Enforcement

€75,474 fine - Slovenian Supervisory Authority (Informacijski pooblaščenec)

The Slovenian DPA has imposed a fine of EUR 75,474 on a legal entity. Without a sufficient legal basis, the controller installed software on an employee's work computer which allowed them to monitor all of the employee's activity on that computer, including private activity. The software also allowed the controller to monitor private communications via Facebook or email, as well as audio conversations. The entity was fined EUR 71,474, and the person responsible was fined EUR 4,000.

€5,100 fine - Slovenian Supervisory Authority (Informacijski pooblaščenec)

The Slovenian DPA has imposed a fine of EUR 5,100 on a legal entity. The controller operated a website where natural persons could fil in their personal data in a form. The controller failed to ensure that the Informations referred to in Art. 13 GDPR was provided to the data subjects in an adequate manner. The entity was fined EUR 4,800, and the person responsible was fined EUR 300.

€1,300 fine - Slovenian Supervisory Authority (Informacijski pooblaščenec)

The Slovenian DPA has imposed a fine of EUR 1,300 on a legal entity. An employee of the controller stored personal data on her work laptop without securing it, for example by encrypting it, and took the laptop outside of the secured workspace, thereby allowing third parties to gain access to the data. The entity was fined EUR 1,000, and the person responsible was fined EUR 300.

€6,600 fine - Slovenian Supervisory Authority (Informacijski pooblaščenec)
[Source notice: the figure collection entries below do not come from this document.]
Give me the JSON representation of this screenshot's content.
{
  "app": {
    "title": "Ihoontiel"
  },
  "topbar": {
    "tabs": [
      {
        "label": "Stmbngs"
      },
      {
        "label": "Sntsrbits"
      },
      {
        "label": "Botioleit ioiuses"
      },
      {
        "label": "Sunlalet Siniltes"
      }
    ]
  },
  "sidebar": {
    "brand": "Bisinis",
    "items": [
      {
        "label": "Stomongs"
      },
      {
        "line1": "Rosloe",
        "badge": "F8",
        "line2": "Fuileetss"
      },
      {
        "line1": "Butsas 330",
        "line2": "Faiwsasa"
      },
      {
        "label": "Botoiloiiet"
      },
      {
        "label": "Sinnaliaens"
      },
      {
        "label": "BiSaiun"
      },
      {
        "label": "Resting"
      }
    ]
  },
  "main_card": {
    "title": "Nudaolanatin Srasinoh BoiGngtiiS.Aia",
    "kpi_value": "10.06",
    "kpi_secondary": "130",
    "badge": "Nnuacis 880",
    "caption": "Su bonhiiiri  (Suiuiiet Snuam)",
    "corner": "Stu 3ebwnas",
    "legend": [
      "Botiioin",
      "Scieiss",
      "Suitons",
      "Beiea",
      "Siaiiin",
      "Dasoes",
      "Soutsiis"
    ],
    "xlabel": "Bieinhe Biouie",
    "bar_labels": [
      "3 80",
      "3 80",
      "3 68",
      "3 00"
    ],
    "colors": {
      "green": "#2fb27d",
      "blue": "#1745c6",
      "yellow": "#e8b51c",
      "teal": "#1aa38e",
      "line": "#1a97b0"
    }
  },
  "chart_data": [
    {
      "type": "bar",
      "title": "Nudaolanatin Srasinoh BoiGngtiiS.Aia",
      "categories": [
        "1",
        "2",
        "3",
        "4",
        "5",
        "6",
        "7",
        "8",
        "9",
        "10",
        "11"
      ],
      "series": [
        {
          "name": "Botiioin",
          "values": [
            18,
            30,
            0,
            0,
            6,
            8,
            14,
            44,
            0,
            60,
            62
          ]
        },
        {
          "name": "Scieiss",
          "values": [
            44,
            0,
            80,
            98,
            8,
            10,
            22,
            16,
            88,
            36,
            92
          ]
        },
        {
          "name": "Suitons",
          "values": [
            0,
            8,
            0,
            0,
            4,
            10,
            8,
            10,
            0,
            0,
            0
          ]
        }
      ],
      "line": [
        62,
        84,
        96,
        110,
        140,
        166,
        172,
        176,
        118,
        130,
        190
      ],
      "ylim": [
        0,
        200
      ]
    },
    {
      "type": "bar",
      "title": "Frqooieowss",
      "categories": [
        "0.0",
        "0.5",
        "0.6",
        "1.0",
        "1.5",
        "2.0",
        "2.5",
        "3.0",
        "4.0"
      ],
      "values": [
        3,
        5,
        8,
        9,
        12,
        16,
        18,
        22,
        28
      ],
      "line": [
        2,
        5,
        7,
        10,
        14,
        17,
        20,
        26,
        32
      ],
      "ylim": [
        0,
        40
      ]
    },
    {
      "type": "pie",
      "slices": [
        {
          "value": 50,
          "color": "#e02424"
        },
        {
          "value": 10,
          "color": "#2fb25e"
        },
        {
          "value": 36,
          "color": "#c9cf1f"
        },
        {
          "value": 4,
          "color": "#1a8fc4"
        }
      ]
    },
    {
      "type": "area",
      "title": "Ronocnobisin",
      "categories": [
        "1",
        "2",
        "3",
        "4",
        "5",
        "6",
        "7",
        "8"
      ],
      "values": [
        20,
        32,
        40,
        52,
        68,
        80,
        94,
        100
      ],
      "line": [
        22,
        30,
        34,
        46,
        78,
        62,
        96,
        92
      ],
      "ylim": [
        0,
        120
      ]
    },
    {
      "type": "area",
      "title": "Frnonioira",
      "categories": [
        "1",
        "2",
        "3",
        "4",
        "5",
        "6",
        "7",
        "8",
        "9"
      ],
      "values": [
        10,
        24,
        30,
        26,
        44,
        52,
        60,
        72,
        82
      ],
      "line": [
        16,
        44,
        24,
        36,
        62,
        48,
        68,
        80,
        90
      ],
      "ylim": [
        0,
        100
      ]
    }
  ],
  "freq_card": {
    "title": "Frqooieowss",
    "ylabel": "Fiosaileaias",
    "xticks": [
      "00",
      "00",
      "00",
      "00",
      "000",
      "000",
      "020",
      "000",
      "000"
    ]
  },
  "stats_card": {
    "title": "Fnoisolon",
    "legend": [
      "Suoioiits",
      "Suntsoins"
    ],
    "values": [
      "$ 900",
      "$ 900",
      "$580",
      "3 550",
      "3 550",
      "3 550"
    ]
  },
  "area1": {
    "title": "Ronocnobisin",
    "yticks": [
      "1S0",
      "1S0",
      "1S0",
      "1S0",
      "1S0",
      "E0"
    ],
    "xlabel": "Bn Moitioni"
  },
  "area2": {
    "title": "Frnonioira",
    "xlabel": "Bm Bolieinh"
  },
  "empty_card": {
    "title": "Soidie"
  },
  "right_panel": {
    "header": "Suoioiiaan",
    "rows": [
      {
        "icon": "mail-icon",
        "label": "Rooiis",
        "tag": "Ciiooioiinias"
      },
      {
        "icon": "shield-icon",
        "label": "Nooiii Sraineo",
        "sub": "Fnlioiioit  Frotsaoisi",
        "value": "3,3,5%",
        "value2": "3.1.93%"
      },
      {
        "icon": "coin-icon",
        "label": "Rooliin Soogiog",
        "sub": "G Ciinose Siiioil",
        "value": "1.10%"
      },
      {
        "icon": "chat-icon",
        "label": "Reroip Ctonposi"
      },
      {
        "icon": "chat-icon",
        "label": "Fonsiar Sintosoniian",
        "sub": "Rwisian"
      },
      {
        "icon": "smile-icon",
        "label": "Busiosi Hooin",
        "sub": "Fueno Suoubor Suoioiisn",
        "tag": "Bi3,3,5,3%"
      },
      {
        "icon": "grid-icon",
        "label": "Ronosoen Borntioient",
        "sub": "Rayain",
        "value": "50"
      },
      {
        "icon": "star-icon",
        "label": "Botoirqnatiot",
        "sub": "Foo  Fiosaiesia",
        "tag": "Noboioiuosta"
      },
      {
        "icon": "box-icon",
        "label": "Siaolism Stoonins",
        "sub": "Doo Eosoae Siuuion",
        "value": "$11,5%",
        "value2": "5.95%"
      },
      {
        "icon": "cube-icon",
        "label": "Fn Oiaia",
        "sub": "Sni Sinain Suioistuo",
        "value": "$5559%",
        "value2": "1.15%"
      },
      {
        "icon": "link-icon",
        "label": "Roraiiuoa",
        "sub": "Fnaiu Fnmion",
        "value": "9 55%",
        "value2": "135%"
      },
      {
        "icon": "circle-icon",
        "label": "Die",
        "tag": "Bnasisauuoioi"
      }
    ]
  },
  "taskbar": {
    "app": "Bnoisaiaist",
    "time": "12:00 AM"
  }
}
The Slovenian DPA has imposed a fine of EUR 6,600 on a legal entity. The controller used GPS trackers to systematically and indiscriminately monitor its employees' activities without sufficient legal basis. The entity was fined EUR 6,000, and the person responsible was fined EUR 600.

€16,650 fine - Slovenian Supervisory Authority (Informacijski pooblaščenec)
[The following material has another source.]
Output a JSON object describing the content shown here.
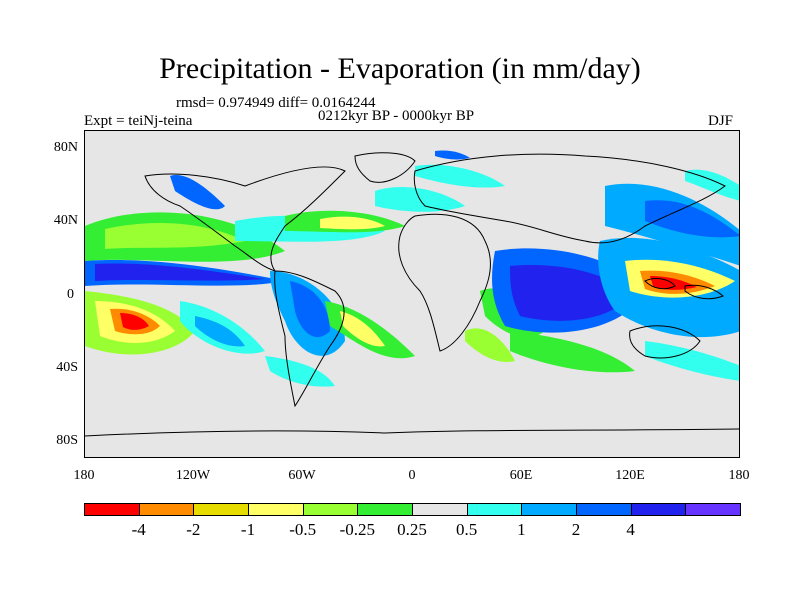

The Slovenian DPA has imposed a fine of EUR 16,650 on a legal entity. The controller stored personal data on a publicly accessible web server without taking sufficient technical and organisational measures. The server could be accessed via a unique URL without additional safeguards, such as a password login. The entity was fined EUR 16,250, and the person responsible was fined EUR 400.

€500 fine - Slovenian Supervisory Authority (Informacijski pooblaščenec)

The Slovenian DPA has imposed a fine of EUR 500 on a sole trader. The controller failed to react to a request by the DPA within the set 10-day period.

€11,614 fine - Slovenian Supervisory Authority (Informacijski pooblaščenec)

The Slovenian DPA has imposed a fine of EUR 11,614 on a legal entity. The controller did not delete the email address of a former employee, but rather continued to receive and process all emails sent to that address without a sufficient legal basis. The entity was fined EUR 10,614, and the person responsible was fined EUR 1,000.

€5,810 fine - Slovenian Supervisory Authority (Informacijski pooblaščenec)

The Slovenian DPA has imposed a fine of EUR 5,810 on a legal entity. The controller employed a person authorised to perform clerical work. However, this person used a data processor to process personal data without a data processing agreement. The legal entity was fined €5,610, and the person responsible within the entity was fined €200.

€5,020 fine - Slovenian Supervisory Authority (Informacijski pooblaščenec)

The Slovenian DPA has imposed a fine of EUR 5,020 on a legal entity. The controller had developed an application that allowed the exchange of personal data, but failed to implement technical measures to protect the programming interface when switching from the test environment to the production environment. This resulted in a data breach affecting approximately 100,000 users. The entity was fined EUR 4,820, and the person responsible was fined EUR 200.

€2,200 fine - Slovenian Supervisory Authority (Informacijski pooblaščenec)

The Slovenian DPA has imposed a fine of EUR 2,200 on a legal entity. An employee of the company forwarded health data to a lawyer without sufficient grounds. The company was fined EUR 2,000, while the employee was fined EUR 200.

€16,000 fine - Slovenian Supervisory Authority (Informacijski pooblaščenec)

The Slovenian DPA has imposed a fine of EUR 16,000 on a sole trader. The controller rented out apartments to tenants and installed video surveillance inside them.

€1,000 fine - Slovenian Supervisory Authority (Informacijski pooblaščenec)

The Slovenian DPA has imposed a fine of EUR 1,000 on a sole trader. The controller published personal data on a website without a legal basis and despite being subject to a contractual prohibition.